Lawyerin’ ain’t easy these days for a tremendous number of recent law school graduates.
New attorneys are graduating with staggering debt. Last year, graduates of private law schools left school almost $125,000 in debt. For public law school grads, the debt average was over $75,700.
Jobs are hard to find. In 2011, just over half of all newly-minted graduates had found permanent, full-time legal work up to nine months after getting their diplomas.
It’s not a good time to be a law school, either. The message that law school is more likely to lead to massive debt and unemployment than a prestigious six-figure income has not been lost on undergrads and people looking for a career change.
Significantly fewer people have been taking the LSAT the last two years. In 2011, the number of people who took the LSAT fell 16 percent, the largest drop in a decade. Applications are down precipitously — about 16 percent as well.
In recent years, law schools have resorted to some unconventional methods to scare up and otherwise impress potential future law students. Here are of the more interesting ones.
1. Thomas M. Cooley Law School
If you are a bigwig at Thomas M. Cooley Law School in Lansing, Mich., (with four smaller campuses dotting the Michigan landscape as well a new satellite campus in Florida), you’ve got a problem. You have a huge number of students graduating at a time when jobs for lawyers are sparse. Your bar results aren’t historically atrocious, sure, but you perpetually find your school far from the top of the excessively important U.S. News rankings. Also, a lot of people simply don’t seem to like you very much.
What to do?
Well, naturally, you devise your very own ranking scheme that places you second in all the land, alongside the likes of Harvard Law School (#1), and well above Yale (#10) and Stanford (which can’t even crack the top 25). Then, you try to foist this “Judging the Law Schools” ranking onto the public with a serious face. Who knows? Maybe they’ll buy it.

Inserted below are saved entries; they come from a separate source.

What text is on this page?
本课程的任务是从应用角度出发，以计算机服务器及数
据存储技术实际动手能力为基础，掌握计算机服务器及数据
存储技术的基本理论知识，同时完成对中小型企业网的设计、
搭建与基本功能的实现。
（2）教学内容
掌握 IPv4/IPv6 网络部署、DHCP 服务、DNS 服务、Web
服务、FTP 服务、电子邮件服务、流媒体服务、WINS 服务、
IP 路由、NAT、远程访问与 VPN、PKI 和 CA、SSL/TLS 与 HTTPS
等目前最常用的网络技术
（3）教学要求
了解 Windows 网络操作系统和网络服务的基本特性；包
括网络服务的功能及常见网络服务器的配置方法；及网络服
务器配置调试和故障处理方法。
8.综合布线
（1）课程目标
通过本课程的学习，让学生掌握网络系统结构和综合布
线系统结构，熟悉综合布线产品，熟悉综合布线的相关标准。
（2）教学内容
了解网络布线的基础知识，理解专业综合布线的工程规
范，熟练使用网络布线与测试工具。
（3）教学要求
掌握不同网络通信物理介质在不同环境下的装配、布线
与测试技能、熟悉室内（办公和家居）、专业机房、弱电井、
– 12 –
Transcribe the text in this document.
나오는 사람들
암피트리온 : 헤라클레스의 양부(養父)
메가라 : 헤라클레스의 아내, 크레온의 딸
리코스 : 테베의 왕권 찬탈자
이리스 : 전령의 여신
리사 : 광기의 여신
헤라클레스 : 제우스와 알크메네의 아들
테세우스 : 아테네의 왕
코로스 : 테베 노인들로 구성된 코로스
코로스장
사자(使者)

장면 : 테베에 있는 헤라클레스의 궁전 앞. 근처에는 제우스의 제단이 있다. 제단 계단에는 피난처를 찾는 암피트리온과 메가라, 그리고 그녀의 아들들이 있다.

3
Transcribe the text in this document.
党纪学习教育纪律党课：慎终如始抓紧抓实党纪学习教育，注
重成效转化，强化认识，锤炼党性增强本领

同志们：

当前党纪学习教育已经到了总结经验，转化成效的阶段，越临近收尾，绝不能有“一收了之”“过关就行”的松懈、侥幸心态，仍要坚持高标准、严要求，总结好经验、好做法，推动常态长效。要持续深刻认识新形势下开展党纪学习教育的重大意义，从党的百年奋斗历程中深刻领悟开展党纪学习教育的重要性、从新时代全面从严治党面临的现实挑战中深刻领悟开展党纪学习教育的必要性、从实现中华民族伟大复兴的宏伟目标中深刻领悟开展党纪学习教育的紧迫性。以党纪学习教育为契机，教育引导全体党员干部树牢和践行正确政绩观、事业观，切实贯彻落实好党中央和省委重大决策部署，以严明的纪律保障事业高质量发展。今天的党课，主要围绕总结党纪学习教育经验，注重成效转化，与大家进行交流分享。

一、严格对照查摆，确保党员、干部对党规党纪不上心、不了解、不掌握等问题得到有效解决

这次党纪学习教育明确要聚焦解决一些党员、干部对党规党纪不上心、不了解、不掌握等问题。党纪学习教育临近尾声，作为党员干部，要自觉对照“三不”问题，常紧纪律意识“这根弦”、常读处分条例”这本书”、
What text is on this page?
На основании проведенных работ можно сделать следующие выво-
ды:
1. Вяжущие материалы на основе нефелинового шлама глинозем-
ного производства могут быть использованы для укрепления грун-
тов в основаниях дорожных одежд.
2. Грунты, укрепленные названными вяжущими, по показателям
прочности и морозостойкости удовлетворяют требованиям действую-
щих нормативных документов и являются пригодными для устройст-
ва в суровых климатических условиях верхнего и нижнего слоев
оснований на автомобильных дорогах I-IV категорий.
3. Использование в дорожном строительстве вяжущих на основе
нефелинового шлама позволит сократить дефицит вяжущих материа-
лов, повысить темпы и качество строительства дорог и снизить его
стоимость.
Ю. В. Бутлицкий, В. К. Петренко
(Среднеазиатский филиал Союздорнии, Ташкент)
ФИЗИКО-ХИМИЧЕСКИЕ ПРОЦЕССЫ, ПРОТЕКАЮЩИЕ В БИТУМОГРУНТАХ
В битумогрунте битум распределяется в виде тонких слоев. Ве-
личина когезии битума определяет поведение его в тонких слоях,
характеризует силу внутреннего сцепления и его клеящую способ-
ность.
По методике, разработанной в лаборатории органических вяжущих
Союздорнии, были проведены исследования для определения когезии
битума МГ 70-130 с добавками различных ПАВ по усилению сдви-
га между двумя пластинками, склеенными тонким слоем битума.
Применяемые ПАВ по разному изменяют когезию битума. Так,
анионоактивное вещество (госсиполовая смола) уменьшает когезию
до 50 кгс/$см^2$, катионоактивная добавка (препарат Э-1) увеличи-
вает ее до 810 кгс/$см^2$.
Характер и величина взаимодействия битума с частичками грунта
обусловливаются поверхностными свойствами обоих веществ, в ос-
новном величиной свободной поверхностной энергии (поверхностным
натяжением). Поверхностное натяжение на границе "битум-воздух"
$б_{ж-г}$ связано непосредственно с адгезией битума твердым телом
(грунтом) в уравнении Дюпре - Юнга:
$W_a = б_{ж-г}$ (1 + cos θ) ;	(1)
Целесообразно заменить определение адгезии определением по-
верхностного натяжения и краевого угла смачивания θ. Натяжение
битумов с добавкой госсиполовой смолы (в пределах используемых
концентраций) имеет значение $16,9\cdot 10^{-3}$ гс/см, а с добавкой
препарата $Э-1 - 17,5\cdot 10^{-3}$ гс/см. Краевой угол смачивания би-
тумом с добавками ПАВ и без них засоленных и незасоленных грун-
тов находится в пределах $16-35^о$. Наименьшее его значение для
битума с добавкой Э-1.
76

What’s different about Cooley’s rankings? In a nutshell, the school stacks the proverbial deck in its favor. For example, library-related criteria such as seating capacity and the total number of library books constitute fully one quarter of the 40 factors used. While libraries are surely important, of course, any law school with five campuses and a massive enrollment seems likely to have lots of chairs and books, as the blog Third Tier Reality has trenchantly noted.
What’s more, as Above the Law observes, Cooley has managed to climb in its own rankings. In 2009, Cooley ranked Cooley just 12th. Now, Cooley has found that Cooley is #2. While 12th is pretty good, why couldn’t Cooley rank itself higher initially? And what exactly must it do now to convince itself that it’s better than Harvard?
2. Rutgers School of Law — Camden
Faced with flagging applications for fall 2012, Camille Andrews, an associate dean at Rutgers School of Law in Camden (not to be confused with the other Rutgers, in Newark) took action. As the ABA Journal explained, she issued a marketing pitch to lucky students had taken the Graduate Management Admission Test (GMAT) — presumably for business school — that offered to waive the law school application fee if they picked up the phone and applied immediately. Operators were standing by.
Andrews also boasted that the school maintains a 90% employment rate in the legal field and proclaimed that “many top students” command salaries of $130,000 or more straight out of Rutgers-Camden.
The claims about employment rate and wonderfully high salaries were misleading at best, as the website Law School Transparency details. Law School Transparency gives Rutgers-Camden an employment score of 56.6 percent and an under-employment score of 24 percent. Concerning salaries, it would be much more accurate to say “not very many top students” will make $130,000 upon graduation.
Like a fine wine, though, this story only got better with age. A few weeks later, Andrews sent out another letter, according to the website Inside the Law School Scam. That missive reportedly read, in part:
“You have been selected as an individual Rutgers School of Law-Camden would like to admit in the fall of 2012 as an Academic Promise Scholar. We are waiving both the application fee and the $300 deposit fee. Should you be accepted, you will be awarded a $18,000 Academic Promise Scholarship …”
Thus did Rutgers-Camden become, in all probability, the first ABA-approved law school to offer substantial scholarships (80 percent off for Garden State residents) directly to individuals who never applied there and possibly had no desire whatsoever to be attorneys.
3. University of Louisville Louis D. Brandeis School of Law
Last summer, according to Louisville’s Courier-Journal, the admissions director at the University of Louisville’s Brandeis School of Law resigned, almost certainly as a result of a trivial accounting oversight: the school over-promised some $2.4 million in financial aid money over the next three years to incoming students. The school’s annual budget for in-house financial aid was $550,000, it seems, but the admissions office had offered up $1.3 million.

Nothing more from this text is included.